Como le ocurrió al sector privado en la gran recesión, el elevado endeudamiento soportable y tolerado por los mercados en determinadas circunstancias puede tornarse rápidamente insoportable
En ausencia de reformas para reconducir el nivel de gasto público hasta los niveles que permite nuestra capacidad de generar ingresos públicos o de reformar nuestra estructura impositiva para poder afrontar los actuales niveles de gasto público, antes o después se producirá una crisis fiscal. Este hecho se puede retrasar en circunstancias excepcionales de tipos de interés negativos y compras masivas de deuda pública por parte del BCE, como viene aconteciendo desde hace años. Pero como le ocurrió al sector privado en la gran recesión, el elevado endeudamiento soportable y tolerado por los mercados en determinadas circunstancias puede tornarse rápidamente insoportable si dichas circunstancias se alteran significativamente.

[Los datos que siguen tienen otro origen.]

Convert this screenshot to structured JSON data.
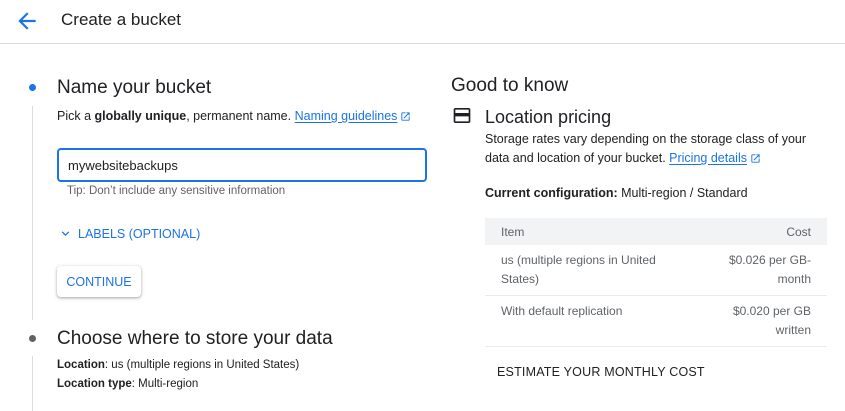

Las características de esta crisis, un aumento inusitado de la inflación y un debilitamiento acusado del crecimiento económico, tienen el potencial necesario para producir esa alteración. Ciertamente la situación será difícil para todos los países europeos, pero la posición fiscal de nuestro país, como sucedía con la de nuestro sector privado en la gran recesión, se encuentra entre las dos o tres peores de la UE.
A medida que el BCE vaya ralentizando sus compras de deuda pública y se restablezcan los mecanismos normales de estos mercados, veremos las señales correctoras de la prima de riesgo. Por ejemplo, en condiciones normales, el mero anuncio de un gasto tan disparatado, especialmente teniendo en cuenta nuestra posición fiscal, como el del programa de igualdad elevaría la prima de riesgo. De forma más general, las presiones de los mercados y de las autoridades europeas podrán limitar o imponer acciones fiscales contrarias al ideario gubernamental.

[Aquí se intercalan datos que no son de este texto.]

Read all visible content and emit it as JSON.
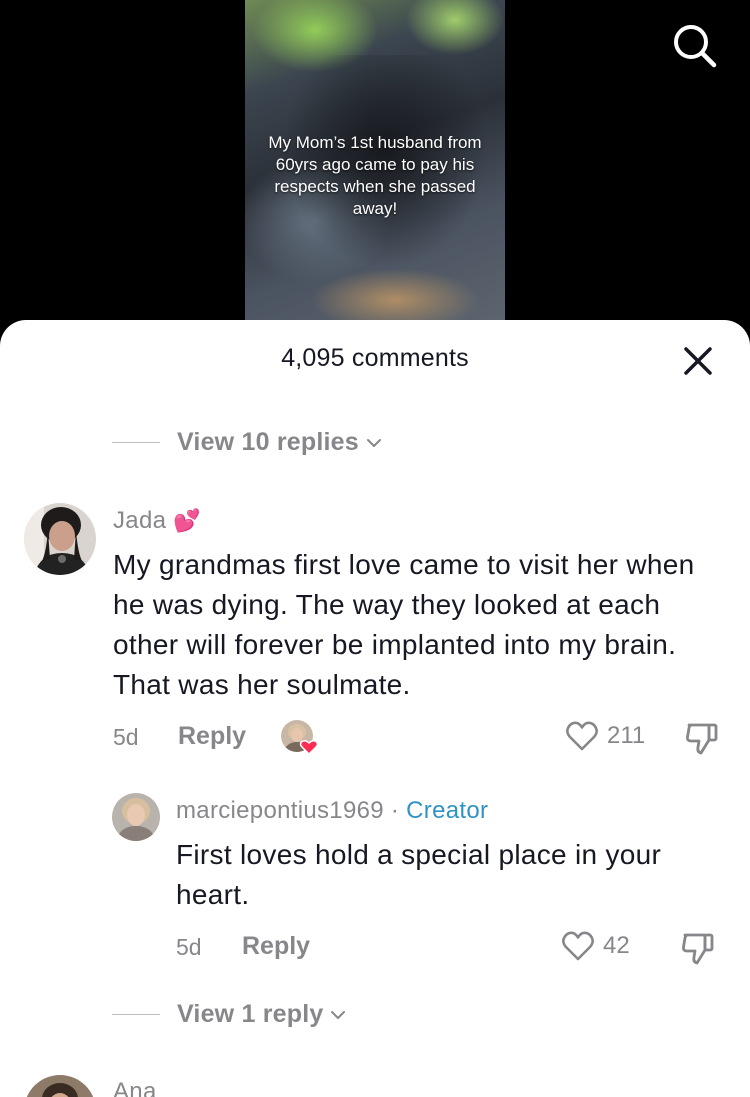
{
  "video": {
    "caption": "My Mom’s 1st husband from 60yrs ago came to pay his respects when she passed away!"
  },
  "header": {
    "comments_title": "4,095 comments"
  },
  "icons": {
    "search": "search-icon",
    "close": "close-icon",
    "heart": "heart-outline-icon",
    "dislike": "thumbs-down-icon",
    "chevron": "chevron-down-icon",
    "emoji": "two-hearts-emoji"
  },
  "colors": {
    "creator_accent": "#2f93c6",
    "muted_text": "#86878b",
    "primary_text": "#161823",
    "liked_heart": "#fe2c55"
  },
  "view_replies_top": "View 10 replies",
  "comments": [
    {
      "username": "Jada",
      "username_emoji": "💕",
      "text": "My grandmas first love came to visit her when he was dying. The way they looked at each other will forever be implanted into my brain. That was her soulmate.",
      "age": "5d",
      "reply_label": "Reply",
      "likes": "211",
      "replies": [
        {
          "username": "marciepontius1969",
          "separator": "·",
          "badge": "Creator",
          "text": "First loves hold a special place in your heart.",
          "age": "5d",
          "reply_label": "Reply",
          "likes": "42"
        }
      ],
      "view_more_replies": "View 1 reply"
    },
    {
      "username": "Ana"
    }
  ]
}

Cuando eso ocurra, no faltarán voces que reclamen el ejercicio de la soberanía fiscal como un derecho democrático básico de la sociedad. Quienes así piensen deben saber que cuando un país utiliza recurrentemente su soberanía fiscal para cometer soberanos disparates antes o después termina perdiendo dicha soberanía, esto es, termina viéndose obligado de facto o de iure a instrumentar medidas correctoras frontalmente contrarias a los intereses electorales del gobierno en el poder. La soberanía fiscal de un país para aumentar su deuda pública ha de ser compatible con la de los ciudadanos e instituciones de dicho país y de otros países para decidir si compran y a qué tipos compran dicha deuda.